Sorry for not providing data. Here is some sample data:
PERCENT <- rnorm(100, sd = 3)
YEAR <- sample(c(1950, 1958, 1963, 1974, 1982, 1994), 100, replace = TRUE)
AGE <- sample(c(18:90), 100, replace = TRUE)
COUNTRY <- rep(c("Country A", "Country B"), 50)
df <- data.frame(PERCENT, YEAR, AGE, COUNTRY)
I am trying to track age cohorts over time. To that end, I would like to give each case a unique ID for their age cohort. I know how to do this manually as shown here:
df %>%
filter(AGE >= 18 & AGE <= 27, YEAR == 1950 |
AGE >= 26 & AGE <= 36, YEAR == 1958 |
AGE >= 31 & AGE <= 40, YEAR == 1963 |
AGE >= 42 & AGE <= 51, YEAR == 1974 |
AGE >= 50 & AGE <= 59, YEAR == 1982 |
AGE >= 60 & AGE <= 69, YEAR == 1994) %>%
mutate(COHORT_ID = "18-27 in 1950")
But to do this for several age cohorts takes a lot of typing. I am trying to do a loop or function, which assigns a cohort label to all people between ages x and y in year t and to people in x+u to y+u at year t+u.
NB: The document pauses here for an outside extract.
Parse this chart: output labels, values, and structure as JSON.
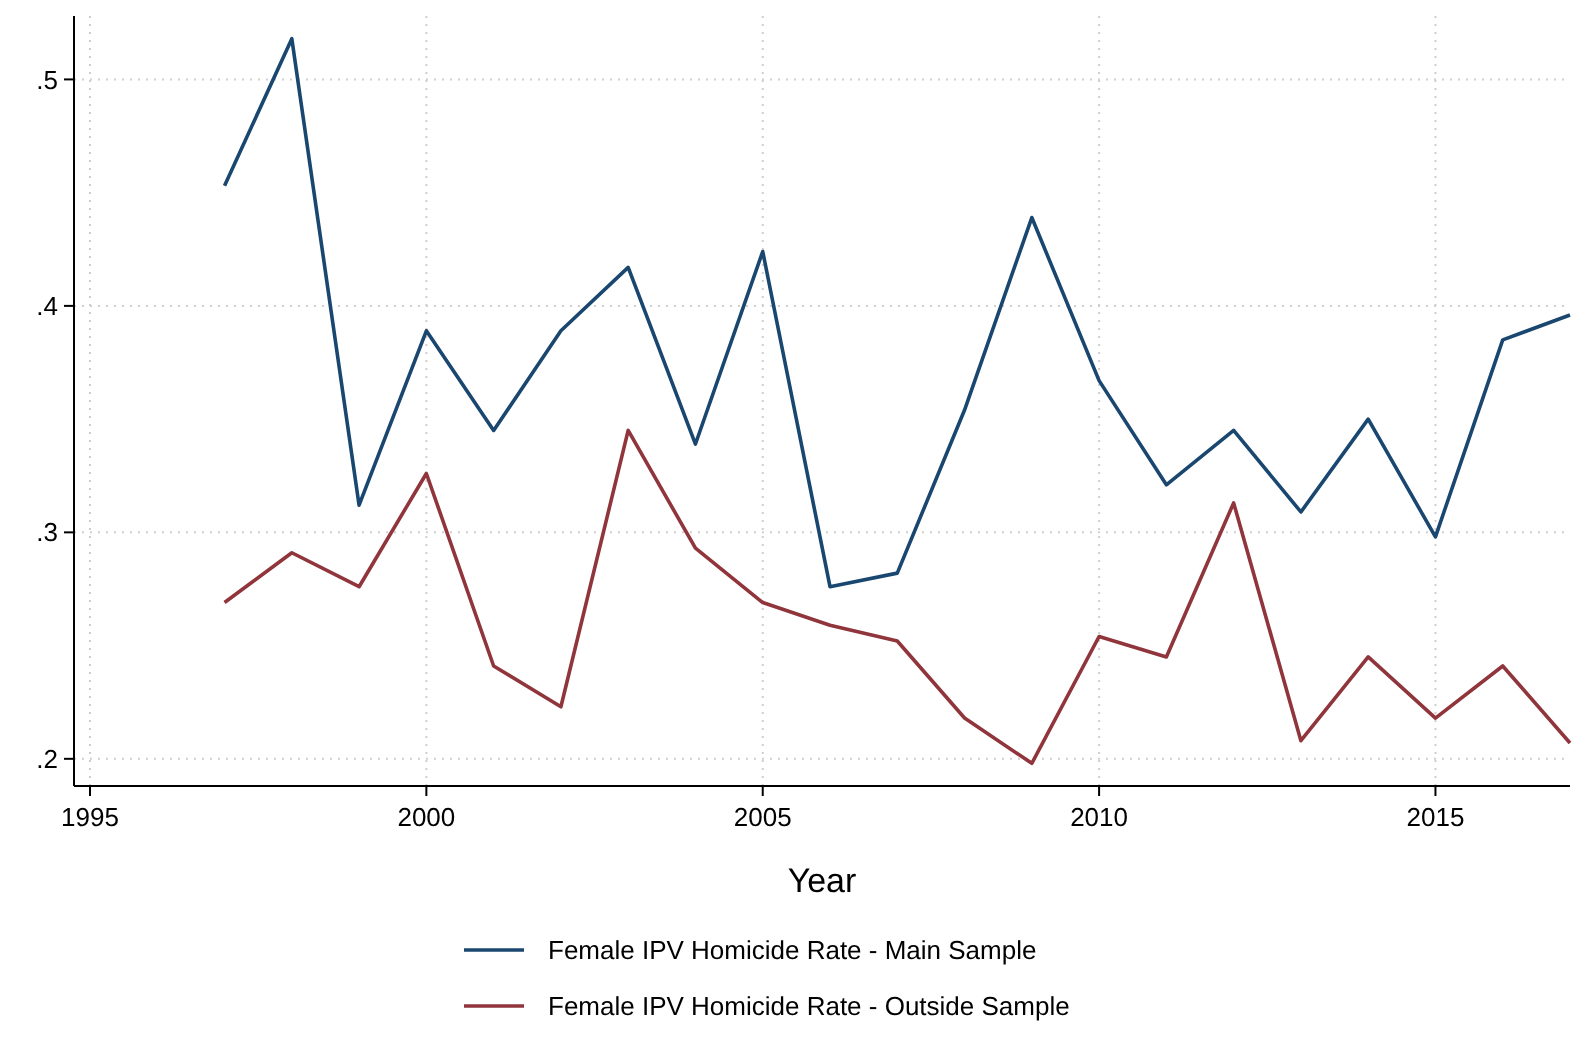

I have tried to do a function that takes as arguments a vector of minimum age, a vector of maximum age and a vector of the year of the survey wave as arguments and adds a label to a new column in the dataframe.
Here is what I came up with so far:
function(xmin, xmax, year) {
df$cohort <- 0, #to initialize the column
### here the magic happens
}
I checked out this page but they seem to be talking about something else.
If there is an efficient way to do this without using a function, I would be equally appreciative! Thanks in advance!
EDIT: I just realized that each observation could fall into several cohort categories since the age brackets (10 years) and the survey waves (irregular intervals) do not line up. Will a dummy variable for each cohort ID solve this?